My grandmother was nineteen when she got married, thirty when she got the right to vote. Three years later, my mother was born. Twenty-six years later, I came into the world.
By the time I turned twenty, women still could not get a credit card without their husband’s permission. I’m guessing that single women simply couldn’t establish credit on their own. My friend Sally, a professor at UCLA, was running downstairs between classes to use the Women’s bathroom—the Faculty bathroom on the floor where she taught classes had urinals. Faculty bathrooms with urinals is a not so subtle message.
A woman had to prove she was crazy to terminate a pregnancy. Newspapers still divided help wanted ads into Help Wanted Men and Help Wanted Women. A listing for a college educated, bi-lingual secretary paid less than a janitor. The secretary was filed under Help Wanted Women; the janitor under Help Wanted Men.The accepted wisdom was that men would be supporting a family, so deserved more pay. It was also accepted wisdom that hiring a single mother as a secretary was a smart move because she would be more compliant—she had a family to support and so would be afraid to talk back. Temporary employment agencies carried names like Kelly Girl and American Girl.
I was 13 when Martin Luther King, Jr., gave his “I Have a Dream Speech.” I can’t honestly say what I remember about it, other than a sense of hope for the future and belief that my country valued the dignity at the base of being human. I also remember the cover of Life magazine, just a few months before—Myrlie Evers comforting her young son, weeping for his slain father.
The years that followed the speech were gruesome. Civil rights workers—black and white, men and women—were murdered for trying to register blacks to vote, their murderers set free by juries of their peers. Fire hoses were aimed at peaceful marchers; attack dogs set upon them. The North proved no better with riots in Watts and Detroit, hate-filled marches in Chicago.
It seemed by the next decade that some things had been settled: women had a right to choose; the right to vote was sacred, as sacred as the American flag; a precedent had been established that ensured human rights, regardless of color or gender, a precedent that laid the groundwork for ensuring rights regardless of sexual orientation. It was a precedent that human rights were more important than States’ rights.

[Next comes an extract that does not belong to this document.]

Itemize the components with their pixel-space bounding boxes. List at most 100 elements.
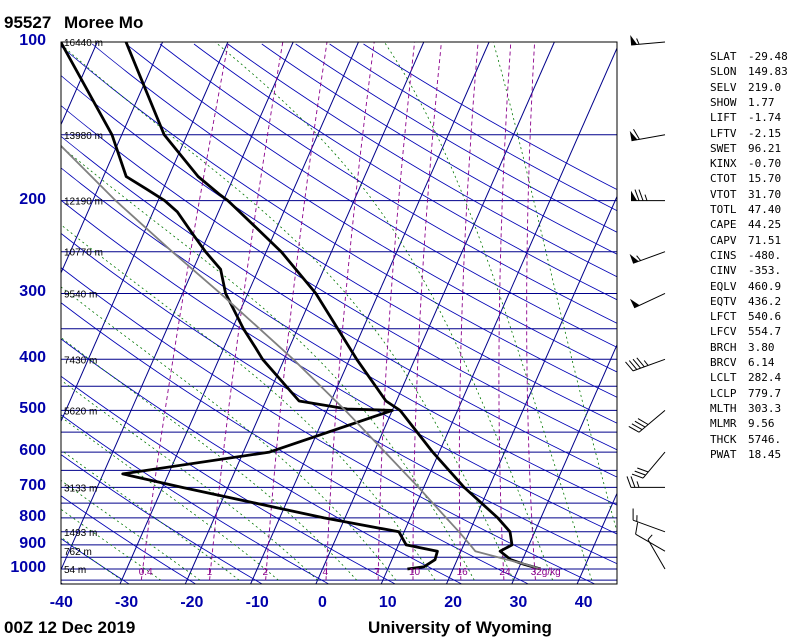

To say that the events of the last few years have been seriously south of disheartening is an understatement. Given that it is a minority of people who are driving the effort to turn back the clock to an hour fraught with such brutality, it is particularly unnerving to watch events unfold.
Two important anniversaries will happen this week: the passage of the 19th Amendment, the one that enshrined my right to vote, and the March on Washington, when Martin Luther King, Jr., gave us his dream of what America can be.
His dream, his notion, of America is the same as mine. Our founders set in motion an idea, recorded in a Constitution, that enshrined a commitment to honoring the inherent dignity in a person. Back then, it was primarily applied to white, property-owning men. But an idea like that cannot be contained. It can only grow.
That was what was important about the Sixties to me. By the time the decade came to an end, we were just 25 years past a war that had horrified us with the Holocaust. During that same war, black American soldiers had to ride in cars behind German prisoners of war—those who had fought for the country were second class to those who we were fighting against.
Once the genie is out of the bottle, you can’t put him back.
Change does not come easily to humans. But the nature of life is change. Snakes shed their skin because they keep growing—imagine what would happen if they didn’t—or couldn’t—shed their skin.
Despite the attempt to turn back the hour to a brutal, unjust time, I am hopeful. I am hopeful because we cannot thrive as a nation, as a people, if we do not adapt to change. The generation coming up has already shed the skin of prejudices to which older generations thought they were entitled. If older generations won’t shed that skin—well, imagine what would happen to a snake that refused to shed the skin it had outgrown.
Huzzah for this coming week of anniversaries. Let us celebrate their shedding light into dark corners. Let us fill our hearts with the power of human dignity these anniversaries commemorate to shatter the mean-spirited enshrinement of power by those who refuse to change.